Thanks for that Albert.
I'm no expert on RDF and haven't used it yet. There are areas where this sort of thing would be very useful to me, though the designs I see don't really hack it (yet).
Examples (I've replaced angle brackets with
( and ) in the following, the CMS system kills the markup!):
Attaching a tag to a link
(a href="http://technorati.com/tag/tech" rel="tag")tech(/a)
so you've got a form of tagging within a page. (Some other people are developing a similar idea to mark up e-mail. Seems popular in some quarters, may endure.)
Attaching license details to a link
(a href="http://creativecommons.org/licenses/by/2.0/" rel="license")cc by 2.0(/a)
There has been a need for something like this for a long time. Niche market.

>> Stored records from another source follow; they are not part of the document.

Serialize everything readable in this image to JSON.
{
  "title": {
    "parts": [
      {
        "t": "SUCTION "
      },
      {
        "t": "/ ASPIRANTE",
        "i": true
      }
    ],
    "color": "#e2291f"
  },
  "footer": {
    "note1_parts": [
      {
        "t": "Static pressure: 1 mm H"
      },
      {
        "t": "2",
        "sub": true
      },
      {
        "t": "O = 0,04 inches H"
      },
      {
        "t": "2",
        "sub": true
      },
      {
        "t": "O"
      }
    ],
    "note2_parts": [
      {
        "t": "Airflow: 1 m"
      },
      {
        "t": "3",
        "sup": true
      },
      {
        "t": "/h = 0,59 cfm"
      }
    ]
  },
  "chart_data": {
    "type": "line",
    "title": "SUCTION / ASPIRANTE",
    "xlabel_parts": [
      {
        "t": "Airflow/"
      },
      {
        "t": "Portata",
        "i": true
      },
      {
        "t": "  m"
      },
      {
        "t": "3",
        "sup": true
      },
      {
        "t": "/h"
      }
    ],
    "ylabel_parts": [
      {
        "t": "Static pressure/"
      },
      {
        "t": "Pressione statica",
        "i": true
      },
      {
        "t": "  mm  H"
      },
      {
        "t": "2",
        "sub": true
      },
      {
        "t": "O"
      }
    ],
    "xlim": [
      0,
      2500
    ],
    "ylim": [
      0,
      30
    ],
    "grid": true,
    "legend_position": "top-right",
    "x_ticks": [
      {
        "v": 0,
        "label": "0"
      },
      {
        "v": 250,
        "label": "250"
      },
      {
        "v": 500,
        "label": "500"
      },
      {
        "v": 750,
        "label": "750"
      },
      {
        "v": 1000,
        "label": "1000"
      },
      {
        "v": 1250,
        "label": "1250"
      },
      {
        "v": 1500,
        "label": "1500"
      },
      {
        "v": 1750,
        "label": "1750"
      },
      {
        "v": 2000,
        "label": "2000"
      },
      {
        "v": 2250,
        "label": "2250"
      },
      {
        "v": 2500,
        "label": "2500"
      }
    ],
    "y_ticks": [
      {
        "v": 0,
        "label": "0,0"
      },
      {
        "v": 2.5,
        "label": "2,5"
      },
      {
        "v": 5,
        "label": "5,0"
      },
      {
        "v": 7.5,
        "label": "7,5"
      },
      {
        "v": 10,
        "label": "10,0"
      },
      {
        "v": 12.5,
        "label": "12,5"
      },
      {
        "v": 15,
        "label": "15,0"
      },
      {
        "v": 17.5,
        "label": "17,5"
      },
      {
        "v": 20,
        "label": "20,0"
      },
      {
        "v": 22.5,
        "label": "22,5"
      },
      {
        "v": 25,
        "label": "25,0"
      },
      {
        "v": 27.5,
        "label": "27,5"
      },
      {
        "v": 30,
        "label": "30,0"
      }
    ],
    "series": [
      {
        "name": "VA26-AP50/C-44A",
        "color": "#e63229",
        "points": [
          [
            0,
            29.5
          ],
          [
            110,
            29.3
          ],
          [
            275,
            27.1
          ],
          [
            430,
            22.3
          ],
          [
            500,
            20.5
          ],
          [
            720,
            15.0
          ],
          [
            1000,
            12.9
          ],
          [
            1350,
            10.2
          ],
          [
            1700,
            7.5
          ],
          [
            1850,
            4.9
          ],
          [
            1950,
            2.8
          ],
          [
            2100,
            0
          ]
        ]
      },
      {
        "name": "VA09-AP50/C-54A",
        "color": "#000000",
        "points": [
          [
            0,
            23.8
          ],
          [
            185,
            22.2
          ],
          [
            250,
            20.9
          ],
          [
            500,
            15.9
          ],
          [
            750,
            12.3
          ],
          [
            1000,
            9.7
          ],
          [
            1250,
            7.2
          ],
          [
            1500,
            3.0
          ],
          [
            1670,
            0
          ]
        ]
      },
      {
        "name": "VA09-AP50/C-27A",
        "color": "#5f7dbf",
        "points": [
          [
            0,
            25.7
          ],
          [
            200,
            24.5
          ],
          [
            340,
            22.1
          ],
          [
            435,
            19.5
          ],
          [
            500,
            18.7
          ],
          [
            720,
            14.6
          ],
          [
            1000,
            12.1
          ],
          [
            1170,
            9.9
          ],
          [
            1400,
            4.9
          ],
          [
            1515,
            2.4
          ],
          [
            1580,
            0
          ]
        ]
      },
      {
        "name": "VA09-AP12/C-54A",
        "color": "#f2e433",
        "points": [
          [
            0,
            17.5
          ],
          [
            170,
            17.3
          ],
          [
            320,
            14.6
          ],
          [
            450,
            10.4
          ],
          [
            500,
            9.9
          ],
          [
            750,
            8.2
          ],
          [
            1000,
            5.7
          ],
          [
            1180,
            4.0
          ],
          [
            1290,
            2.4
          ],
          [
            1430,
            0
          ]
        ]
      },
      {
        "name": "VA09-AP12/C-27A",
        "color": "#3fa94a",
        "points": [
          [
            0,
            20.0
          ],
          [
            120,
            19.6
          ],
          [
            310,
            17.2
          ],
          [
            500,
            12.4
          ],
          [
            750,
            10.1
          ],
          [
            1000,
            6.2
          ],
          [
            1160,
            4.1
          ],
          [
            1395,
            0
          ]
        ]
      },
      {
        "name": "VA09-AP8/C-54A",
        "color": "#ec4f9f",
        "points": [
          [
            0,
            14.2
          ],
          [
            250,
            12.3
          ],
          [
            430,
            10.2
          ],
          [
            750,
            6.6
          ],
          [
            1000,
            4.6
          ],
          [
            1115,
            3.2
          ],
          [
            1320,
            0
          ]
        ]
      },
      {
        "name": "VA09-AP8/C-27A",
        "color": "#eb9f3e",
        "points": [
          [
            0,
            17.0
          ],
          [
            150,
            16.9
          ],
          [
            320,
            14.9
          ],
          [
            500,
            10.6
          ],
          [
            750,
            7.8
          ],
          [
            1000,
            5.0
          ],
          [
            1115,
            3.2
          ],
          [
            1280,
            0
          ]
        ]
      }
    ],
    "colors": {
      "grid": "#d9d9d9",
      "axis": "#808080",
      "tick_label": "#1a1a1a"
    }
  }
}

Embedding your address details in a page is called "hCard ". I wouldn't do that myself too many spammers.
XFN or XHTML Friends Network. When I first saw this I thought it looked nuts. Now I'm not sure.
For more information try:
http://microformats.org/
and
http://en.wikipedia.org/wiki/Microformats
While the RDF approach might be technically better I'm unconvinced that we'll see it anytime soon. There's something in RDF called RDFa, which I haven't researched.
In technical fields there's huge potential, also pricing on web pages. This could be where it really takes off. Hidden to most but vital to some. I'm sure there's write ups in that area, but I've never seen one.